In order to change core file limit for the service started by systemd, create a drop-in configuration file for the service:
# cat /etc/systemd/system/mariadb.service.d/debug.conf [Service] LimitCORE=infinity
Running mysqld without systemd
It is not very handy to debug daemon run by systemd, which runs mysqld_safe bash script and this script runs mysqld daemon itself. It might be better to run the mysqld daemon directly with the same arguments and under mysql user (so it can work with the data as usually).
#> systemctl start mariadb #> systemctl status mariadb -l | grep /usr/libexec/mysqld └─29233 /usr/libexec/mysqld --basedir=/usr --datadir=/var/lib/mysql --plugin-dir=/usr/lib64/mysql/plugin --log-error=/var/log/mariadb/mariadb.log --pid-file=/var/run/mariadb/mariadb.pid --socket=/var/lib/mysql/mysql.sock #> systemctl stop mariadb #> ulimit -c unlimited #> su -s /bin/bash mysql -c "/usr/libexec/mysqld --basedir=/usr --datadir=/var/lib/mysql --plugin-dir=/usr/lib64/mysql/plugin --log-error=/var/log/mariadb/mariadb.log --pid-file=/var/run/mariadb/mariadb.pid --socket=/var/lib/mysql/mysql.sock --skip-stack-trace --gdb --core-file --general-log-file=/var/log/mariadb/mariadb_query.log --verbose --general-log=1 &" #> # play with mysql #> echo "create table ..." | mysql test #> # observe the log files /var/log/mariadb/mariadb.log /var/log/mariadb/mariadb_query.log #> killall mysqld
Generating random data
In case you need to populate your tables to run some tests, there is a small handy command line tool from Percona:
Download the tool (GitHub)
Article from Percona on how to use it
Generating Core Dump files
1) Update server configuration
For MariaDB add:
[mariadb] core-file
For MySQL add:
[mysqld] core-file
2) For MySQL >= 8.0, update the systemc core dump configuration
Change proc/sys/fs/suid_dumpable:
# cat /proc/sys/fs/suid_dumpable 0 # echo 2 > /proc/sys/fs/suid_dumpable # cat /proc/sys/fs/suid_dumpable 2
3) Start the server, apply the new configuration
If the server wasn't running, just start it. Otherwise restart the server.
4) Get the core dump
Either wait for one in buggy server, or provoke one by sending SIG 11 to the daemon.
5) Where to find the generated coredump file
coredumpctl utility takes care of coredumps on Fedora by default.

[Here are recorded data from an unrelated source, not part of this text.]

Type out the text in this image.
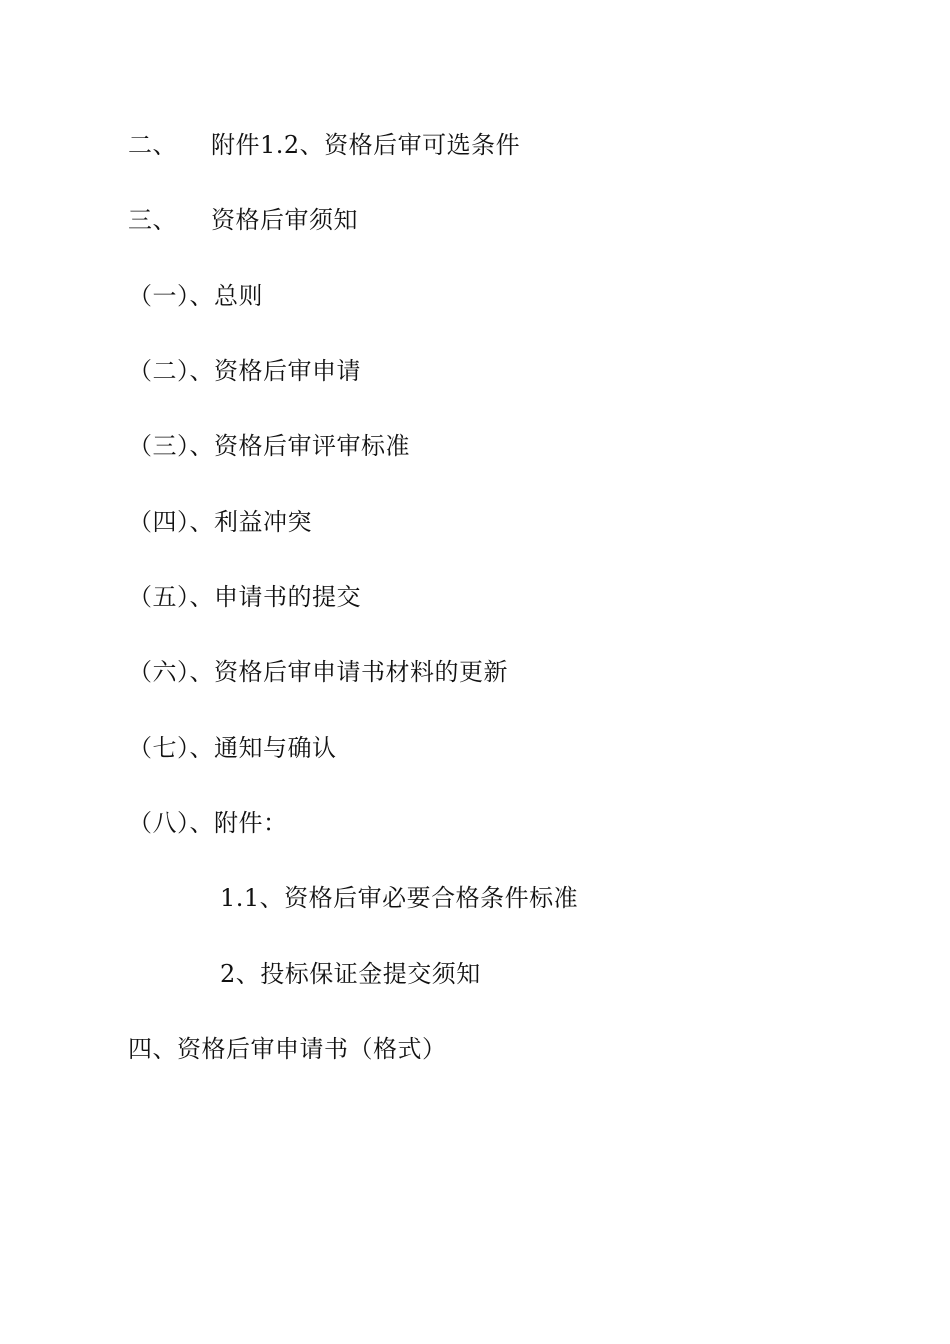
二、 附件1.2、资格后审可选条件
三、 资格后审须知
（一）、总则
（二）、资格后审申请
（三）、资格后审评审标准
（四）、利益冲突
（五）、申请书的提交
（六）、资格后审申请书材料的更新
（七）、通知与确认
（八）、附件：
1.1、资格后审必要合格条件标准
2、投标保证金提交须知
四、资格后审申请书（格式）
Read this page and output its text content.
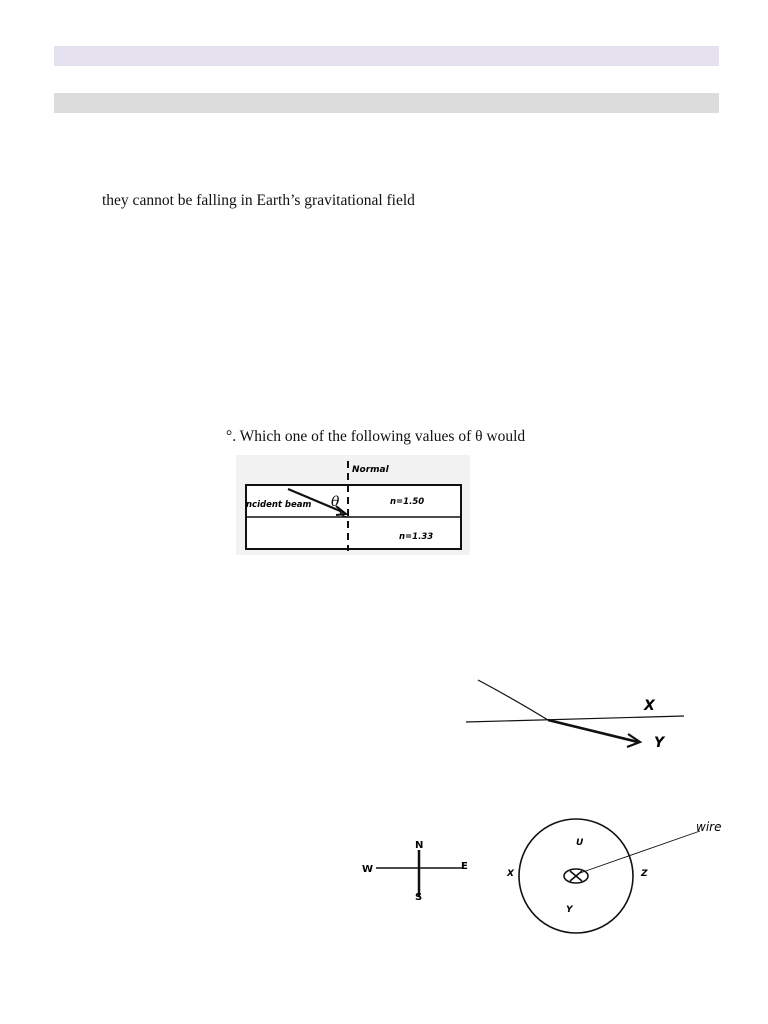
they cannot be falling in Earth’s gravitational field
°. Which one of the following values of θ would
Normal
ncident beam θ	n=1.50
n=1.33
X
Y
N
S
E
W
wire
U
Y
X	Z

It looks something like this:
# coredumpctl TIME PID UID GID SIG COREFILE EXE Tue 2019-02-26 16:08:13 EST 2916 27 27 11 present /usr/libexec/mysqld
In order to get the coredump file, you need to call
# coredumpctl -o <path> dump <pid>
Where -o <path> is the location where should be the file saved, dump is telling what to do and <pid> is a pattern to match the specific coredump if more are available. In such cases, PID is usually a nice unique indentificator.
The default location for coredumps for both MariaDB and MySQL are in their datadirs (/usr/lib/mysql). If you have coredumpctl disabled for example, you'll find them there.